I’m guilty ’bout everything that I eat

Voices in my head make up my entourage

‘Cause I’m a black belt when I’m beating up on myself

But I’m an expert at giving love to somebody else

I wonder when I love me is enough (yeah, yeah, yeah)

I wonder when I love me is enough (yeah, yeah, yeah)

Here’s Lovato struggling with her identity and feeling pressure to be who others, and even who she herself, believes she should be, but finding nothing but self-hatred instead of self-love.

David Benner writes that these extremes set apart from the rest of creation (The Gift of Being Yourself). “In all of creation,” he writes, “identity is a challenge only for humans. A tulip knows what it is. It is never tempted by any false ways of being … So it is with dogs, rocks, trees, stars, amoebas, electrons and all other things.” But with us, with humans, it’s different. We spend our lives searching for identity, striving for authenticity in how we see ourselves and treat ourselves. Sometimes we’re comfortable with that identity and we’re ready to sing, “This is me!” Sometimes we’re not, and we’re “a black belt when I’m beating up on myself.”

Many of us, Benner writes, create a false self, one based on experiences from childhood and one rooted in how we think others want to see us and how we think we should see ourselves. The Christian journey is a journey toward abandoning these false notions of ourselves and growing into our true selves, the one we were created to be from the beginning: “The self that begins the spiritual journey is the self of our own creation, the self we thought ourselves to be. This is the self that dies on the journey. The self that arrives is the self that was loved into existence by Divine Love. This is the person we were destined from eternity to become—the I that is hidden in the “‘I AM.’”

This feels especially important during times of crisis like Covid-19. Many of us, if we are honest, are wrestling with identity right now because the coronavirus has impacted many of the things that give us a sense of identity or self-worth.
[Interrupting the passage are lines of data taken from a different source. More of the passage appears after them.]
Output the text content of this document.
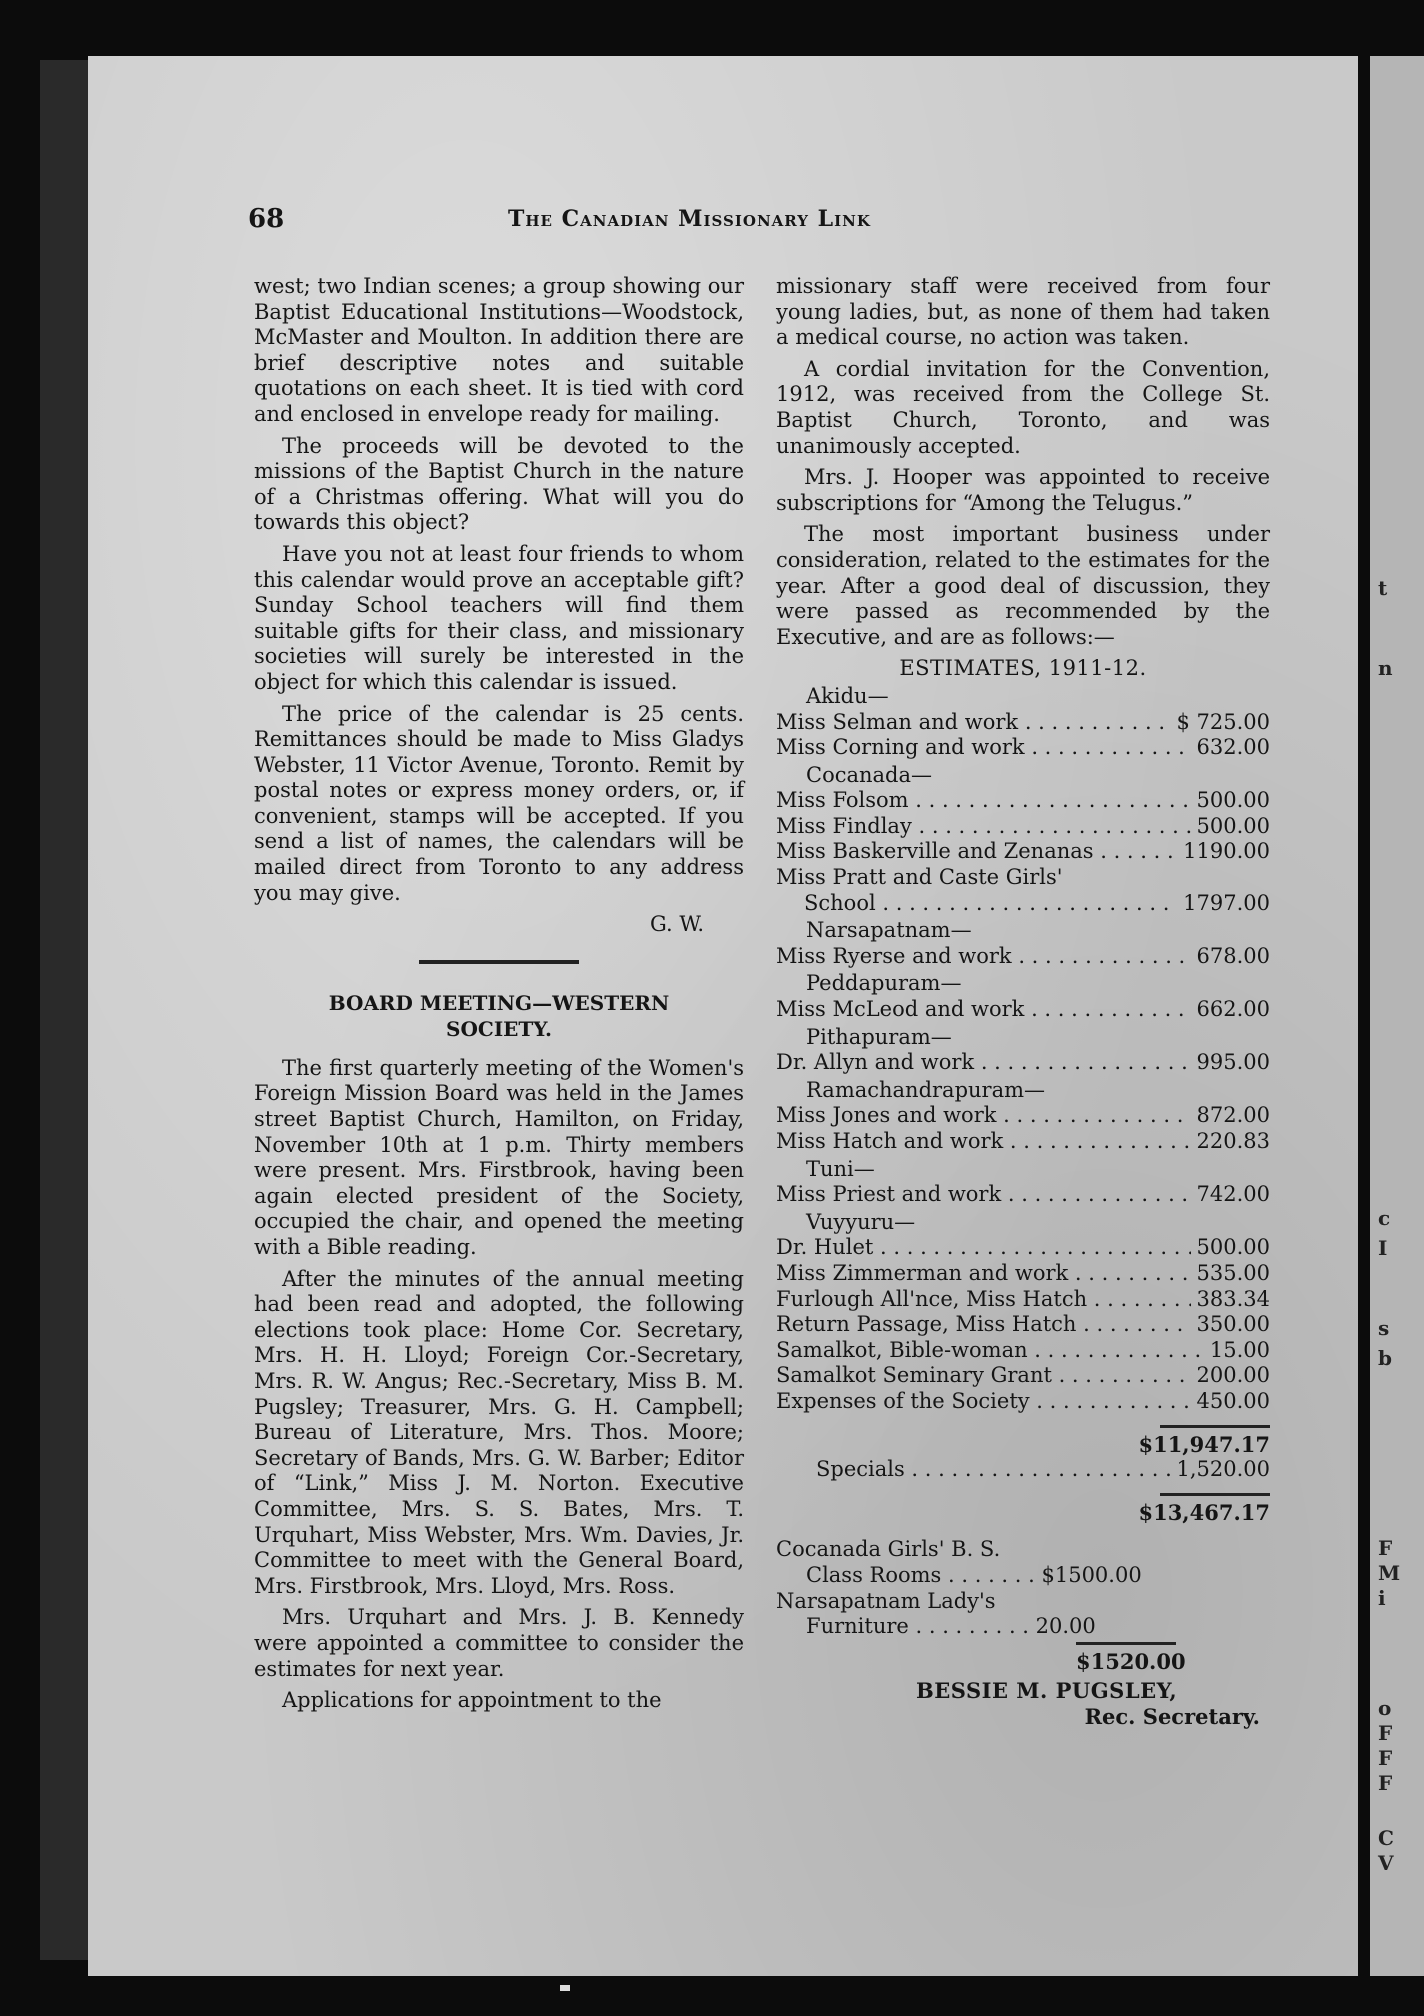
t
n
c
I
s
b
F
M
i
o
F
F
F
C
V
68	The Canadian Missionary Link

west; two Indian scenes; a group showing our Baptist Educational Institutions—Woodstock, McMaster and Moulton. In addition there are brief descriptive notes and suitable quotations on each sheet. It is tied with cord and enclosed in envelope ready for mailing.

The proceeds will be devoted to the missions of the Baptist Church in the nature of a Christmas offering. What will you do towards this object?

Have you not at least four friends to whom this calendar would prove an acceptable gift? Sunday School teachers will find them suitable gifts for their class, and missionary societies will surely be interested in the object for which this calendar is issued.

The price of the calendar is 25 cents. Remittances should be made to Miss Gladys Webster, 11 Victor Avenue, Toronto. Remit by postal notes or express money orders, or, if convenient, stamps will be accepted. If you send a list of names, the calendars will be mailed direct from Toronto to any address you may give.

G. W.
BOARD MEETING—WESTERN
SOCIETY.

The first quarterly meeting of the Women's Foreign Mission Board was held in the James street Baptist Church, Hamilton, on Friday, November 10th at 1 p.m. Thirty members were present. Mrs. Firstbrook, having been again elected president of the Society, occupied the chair, and opened the meeting with a Bible reading.

After the minutes of the annual meeting had been read and adopted, the following elections took place: Home Cor. Secretary, Mrs. H. H. Lloyd; Foreign Cor.-Secretary, Mrs. R. W. Angus; Rec.-Secretary, Miss B. M. Pugsley; Treasurer, Mrs. G. H. Campbell; Bureau of Literature, Mrs. Thos. Moore; Secretary of Bands, Mrs. G. W. Barber; Editor of “Link,” Miss J. M. Norton. Executive Committee, Mrs. S. S. Bates, Mrs. T. Urquhart, Miss Webster, Mrs. Wm. Davies, Jr. Committee to meet with the General Board, Mrs. Firstbrook, Mrs. Lloyd, Mrs. Ross.

Mrs. Urquhart and Mrs. J. B. Kennedy were appointed a committee to consider the estimates for next year.

Applications for appointment to the

missionary staff were received from four young ladies, but, as none of them had taken a medical course, no action was taken.

A cordial invitation for the Convention, 1912, was received from the College St. Baptist Church, Toronto, and was unanimously accepted.

Mrs. J. Hooper was appointed to receive subscriptions for “Among the Telugus.”

The most important business under consideration, related to the estimates for the year. After a good deal of discussion, they were passed as recommended by the Executive, and are as follows:—

ESTIMATES, 1911-12.
Akidu—
Miss Selman and work . . .	$ 725.00
Miss Corning and work . . .	632.00
Cocanada—
Miss Folsom . . .	500.00
Miss Findlay . . .	500.00
Miss Baskerville and Zenanas . . .	1190.00
Miss Pratt and Caste Girls'
School . . .	1797.00
Narsapatnam—
Miss Ryerse and work . . .	678.00
Peddapuram—
Miss McLeod and work . . .	662.00
Pithapuram—
Dr. Allyn and work . . .	995.00
Ramachandrapuram—
Miss Jones and work . . .	872.00
Miss Hatch and work . . .	220.83
Tuni—
Miss Priest and work . . .	742.00
Vuyyuru—
Dr. Hulet . . .	500.00
Miss Zimmerman and work . . .	535.00
Furlough All'nce, Miss Hatch . . .	383.34
Return Passage, Miss Hatch . . .	350.00
Samalkot, Bible-woman . . .	15.00
Samalkot Seminary Grant . . .	200.00
Expenses of the Society . . .	450.00
$11,947.17
Specials . . .	1,520.00
$13,467.17
Cocanada Girls' B. S.
Class Rooms . . . . . . . $1500.00
Narsapatnam Lady's
Furniture . . . . . . . . . 20.00
$1520.00
BESSIE M. PUGSLEY,
Rec. Secretary.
Some of us have lost our jobs, and our careers are often a core part of how we identify ourselves. Some of us have lost health, and the status of our physical bodies is an important part of self. Some of us have lost loved ones, and family and friends are fundamental to our self-identity. Some of us have had our routines radically altered, and those routines helped provide a sense of self. Some of us are victims of or are witnessing inhuman acts of injustice and unkindness in this time, and that raises hard questions about self-identity.

Robert Mulholland (The Deeper Journey) writes that discovering and living as our true selves is the real invitation of Jesus. When Jesus says “If anyone would come after me, they must deny themselves,” and, “Whoever loses their self for my sake will find it” (Mt 16:24-25), Jesus is inviting us to lay down those false selves and live into our true selves. Trappist Monk Thomas Merton (Seeds of Contemplation) wrote, “For me to be a saint means to be myself. Therefore the problem of sanctity and salvation is in fact the problem of finding out who I am and discovering my true self.” 

Some of the important and deep work you can do during this crisis is the work of self-identification. Who are you? Not, who do others expect you to be? No, who do you expect yourself to be? But, who are you–really? Who is the person God has created and called you to be? If you had the courage to step into your true identity, what would that look like?